The TNT however did not run a story on my neighbor, who I’ll call Terry. He died in early December. A week prior, I met Terry at his home, a tarp on the streets of Tacoma near my house. As snow was forecast, I walked to the encampment to encourage folks that shelter might be a good way to prevent frostbite or hypothermia. I roused Terry, who did not seem communicative. A neighbor “Joe” in the next tent asked me to check again, as Terry was not “doing well.” I called 911 when I saw symptoms of extremely poor health. The EMS staff were prompt, caring and efficient, but none of us could convince Terry to connect with medical services.
Two days later I went back. Terry had agreed to seek shelter, but he was too weak to get to a bus stop. I called all the services that provide transportation. Every agency was understaffed, overworked and sympathetic to my request, if they answered the phone at all. I failed to find transportation through the “system,” so I left.
Two days later I went back again. Neighbor Joe said Terry died the day before. Another camper found his body, under the tarp on the sidewalk. The News Tribune confirmed Terry’s death with the Pierce County Medical Examiner’s Office.
Terry was 57 years old, Black, diabetic and suffered from hallucinations. He had enough negative social determinants of health to be able to predict his shortened life expectancy. Housing insecurity, racial disparities, inadequate mental health systems, poverty and chronic diseases all contribute to a public health perfect storm of increasing premature mortality rates.

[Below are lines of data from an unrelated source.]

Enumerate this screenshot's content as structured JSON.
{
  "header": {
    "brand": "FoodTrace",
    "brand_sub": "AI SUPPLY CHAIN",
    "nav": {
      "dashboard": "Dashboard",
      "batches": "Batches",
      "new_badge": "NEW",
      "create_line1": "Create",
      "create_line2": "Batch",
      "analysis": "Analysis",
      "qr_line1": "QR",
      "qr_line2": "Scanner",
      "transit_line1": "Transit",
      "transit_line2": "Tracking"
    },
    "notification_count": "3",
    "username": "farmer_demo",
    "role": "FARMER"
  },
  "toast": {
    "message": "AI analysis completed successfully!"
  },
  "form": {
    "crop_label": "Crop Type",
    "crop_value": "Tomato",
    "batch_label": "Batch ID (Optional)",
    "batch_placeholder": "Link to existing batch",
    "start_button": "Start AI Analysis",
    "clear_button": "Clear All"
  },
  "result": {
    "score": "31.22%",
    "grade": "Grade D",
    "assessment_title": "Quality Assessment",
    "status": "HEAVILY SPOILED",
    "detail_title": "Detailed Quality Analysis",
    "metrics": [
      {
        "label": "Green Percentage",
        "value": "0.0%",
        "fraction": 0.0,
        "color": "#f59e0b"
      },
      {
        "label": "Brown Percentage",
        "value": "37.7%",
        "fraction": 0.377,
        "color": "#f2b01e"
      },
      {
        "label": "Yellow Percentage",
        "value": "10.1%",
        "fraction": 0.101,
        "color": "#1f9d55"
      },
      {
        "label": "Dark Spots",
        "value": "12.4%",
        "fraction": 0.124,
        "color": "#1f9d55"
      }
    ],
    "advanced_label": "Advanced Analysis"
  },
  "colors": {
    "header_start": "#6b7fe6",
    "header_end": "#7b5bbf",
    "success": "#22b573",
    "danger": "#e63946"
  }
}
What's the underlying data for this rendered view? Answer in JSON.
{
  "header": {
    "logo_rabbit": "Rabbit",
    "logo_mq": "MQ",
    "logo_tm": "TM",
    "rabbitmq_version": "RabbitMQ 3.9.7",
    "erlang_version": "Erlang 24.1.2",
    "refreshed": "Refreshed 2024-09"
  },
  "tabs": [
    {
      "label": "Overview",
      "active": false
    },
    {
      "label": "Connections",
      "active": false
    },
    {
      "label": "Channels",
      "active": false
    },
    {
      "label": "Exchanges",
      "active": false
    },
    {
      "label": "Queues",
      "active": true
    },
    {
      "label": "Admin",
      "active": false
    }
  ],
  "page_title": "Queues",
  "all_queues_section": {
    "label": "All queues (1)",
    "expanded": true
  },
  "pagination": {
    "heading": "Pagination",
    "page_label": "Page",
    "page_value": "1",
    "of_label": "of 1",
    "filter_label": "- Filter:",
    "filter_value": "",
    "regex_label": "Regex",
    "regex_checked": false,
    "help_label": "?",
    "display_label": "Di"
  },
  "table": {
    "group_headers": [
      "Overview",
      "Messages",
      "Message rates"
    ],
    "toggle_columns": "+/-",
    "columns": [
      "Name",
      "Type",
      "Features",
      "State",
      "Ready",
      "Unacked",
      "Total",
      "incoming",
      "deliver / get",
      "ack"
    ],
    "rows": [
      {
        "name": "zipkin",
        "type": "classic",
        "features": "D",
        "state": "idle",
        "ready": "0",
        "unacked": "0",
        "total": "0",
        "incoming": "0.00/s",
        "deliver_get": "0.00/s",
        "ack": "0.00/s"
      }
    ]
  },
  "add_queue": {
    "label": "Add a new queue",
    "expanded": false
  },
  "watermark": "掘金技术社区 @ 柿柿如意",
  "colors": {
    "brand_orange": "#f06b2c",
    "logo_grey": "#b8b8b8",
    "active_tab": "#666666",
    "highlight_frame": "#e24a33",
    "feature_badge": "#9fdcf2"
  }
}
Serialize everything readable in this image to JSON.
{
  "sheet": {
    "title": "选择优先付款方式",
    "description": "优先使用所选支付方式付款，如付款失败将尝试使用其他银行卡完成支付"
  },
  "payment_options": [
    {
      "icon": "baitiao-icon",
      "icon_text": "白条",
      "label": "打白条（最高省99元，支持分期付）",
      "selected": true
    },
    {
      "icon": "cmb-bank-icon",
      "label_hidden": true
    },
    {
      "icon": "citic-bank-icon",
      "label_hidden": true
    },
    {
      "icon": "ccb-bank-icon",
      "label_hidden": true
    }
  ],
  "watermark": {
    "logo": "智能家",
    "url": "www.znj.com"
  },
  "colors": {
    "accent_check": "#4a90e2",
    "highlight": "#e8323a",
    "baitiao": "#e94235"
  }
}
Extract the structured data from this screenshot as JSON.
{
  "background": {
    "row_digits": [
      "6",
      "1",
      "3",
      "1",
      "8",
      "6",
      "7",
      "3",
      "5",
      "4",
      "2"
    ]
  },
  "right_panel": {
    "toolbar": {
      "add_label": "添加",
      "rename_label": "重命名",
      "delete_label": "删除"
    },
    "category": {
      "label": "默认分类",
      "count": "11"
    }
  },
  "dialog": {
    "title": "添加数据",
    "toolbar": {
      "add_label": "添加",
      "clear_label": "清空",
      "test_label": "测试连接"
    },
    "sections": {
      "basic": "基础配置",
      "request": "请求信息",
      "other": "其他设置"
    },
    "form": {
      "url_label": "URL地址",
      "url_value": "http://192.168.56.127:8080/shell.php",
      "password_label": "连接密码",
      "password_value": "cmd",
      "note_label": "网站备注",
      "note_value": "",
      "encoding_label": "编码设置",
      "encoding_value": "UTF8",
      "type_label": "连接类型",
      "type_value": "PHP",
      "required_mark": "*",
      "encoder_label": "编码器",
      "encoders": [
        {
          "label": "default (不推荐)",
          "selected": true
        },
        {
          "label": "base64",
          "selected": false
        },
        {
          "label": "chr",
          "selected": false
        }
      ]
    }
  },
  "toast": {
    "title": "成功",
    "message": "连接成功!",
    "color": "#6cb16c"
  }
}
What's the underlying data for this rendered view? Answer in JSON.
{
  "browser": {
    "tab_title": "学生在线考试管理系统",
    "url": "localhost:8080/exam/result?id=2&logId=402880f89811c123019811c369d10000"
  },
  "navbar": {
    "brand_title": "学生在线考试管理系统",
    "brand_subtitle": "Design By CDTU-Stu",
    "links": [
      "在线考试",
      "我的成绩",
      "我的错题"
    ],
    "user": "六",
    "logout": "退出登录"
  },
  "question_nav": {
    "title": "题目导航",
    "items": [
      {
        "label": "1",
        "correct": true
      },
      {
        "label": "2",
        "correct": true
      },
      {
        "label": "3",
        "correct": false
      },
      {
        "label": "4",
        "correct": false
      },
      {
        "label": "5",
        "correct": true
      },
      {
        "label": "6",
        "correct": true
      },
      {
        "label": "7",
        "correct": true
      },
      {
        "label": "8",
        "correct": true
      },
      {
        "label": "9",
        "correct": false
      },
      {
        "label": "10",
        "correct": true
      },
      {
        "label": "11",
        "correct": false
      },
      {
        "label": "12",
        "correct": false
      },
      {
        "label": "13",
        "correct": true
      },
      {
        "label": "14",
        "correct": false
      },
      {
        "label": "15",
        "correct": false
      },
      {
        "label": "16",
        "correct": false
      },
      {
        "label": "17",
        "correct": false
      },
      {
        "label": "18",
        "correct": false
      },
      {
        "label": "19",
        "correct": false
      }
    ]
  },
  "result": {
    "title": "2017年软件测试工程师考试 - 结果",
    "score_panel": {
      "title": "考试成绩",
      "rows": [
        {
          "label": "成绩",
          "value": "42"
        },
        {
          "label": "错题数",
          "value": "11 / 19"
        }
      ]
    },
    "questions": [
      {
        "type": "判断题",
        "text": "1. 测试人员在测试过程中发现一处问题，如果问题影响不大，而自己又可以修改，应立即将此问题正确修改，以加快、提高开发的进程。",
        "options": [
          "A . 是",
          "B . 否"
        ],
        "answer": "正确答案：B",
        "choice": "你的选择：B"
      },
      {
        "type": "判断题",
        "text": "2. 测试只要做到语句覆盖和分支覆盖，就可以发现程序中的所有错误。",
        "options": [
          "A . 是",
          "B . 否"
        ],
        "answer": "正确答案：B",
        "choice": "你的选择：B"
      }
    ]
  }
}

But Terry’s death contributes to more trauma than what he personally experienced. The EMS staff that picked up his remains, the neighbor who was sympathetic, and the nonprofits who were reminded that the demand for services greatly exceeds the availability of services all feel the impact. Including me, the nurse who tried, but failed.
Maureen Howard excelled at articulating the issue. Government policies that are meant to support the network of responses to the human condition are always catching up. We know more about how to predict poor health outcomes, which should mobilize us to create “Health in All” policies, encouraging strategies that promote positive health outcomes. But the political challenges are overwhelming. Terry did not die because he made bad choices. He died because upstream conditions offered few options to succeed.
Let us not have Maureen and Terry die in vain. Let these two names be the impetus for making our county a better place for all, the fortunate and the forgotten.
Jan Runbeck is a public health nurse, a retired faculty member at the University of Washington Tacoma School of Nursing and Healthcare Leadership and a member of the Pierce County Medical Reserve Corps.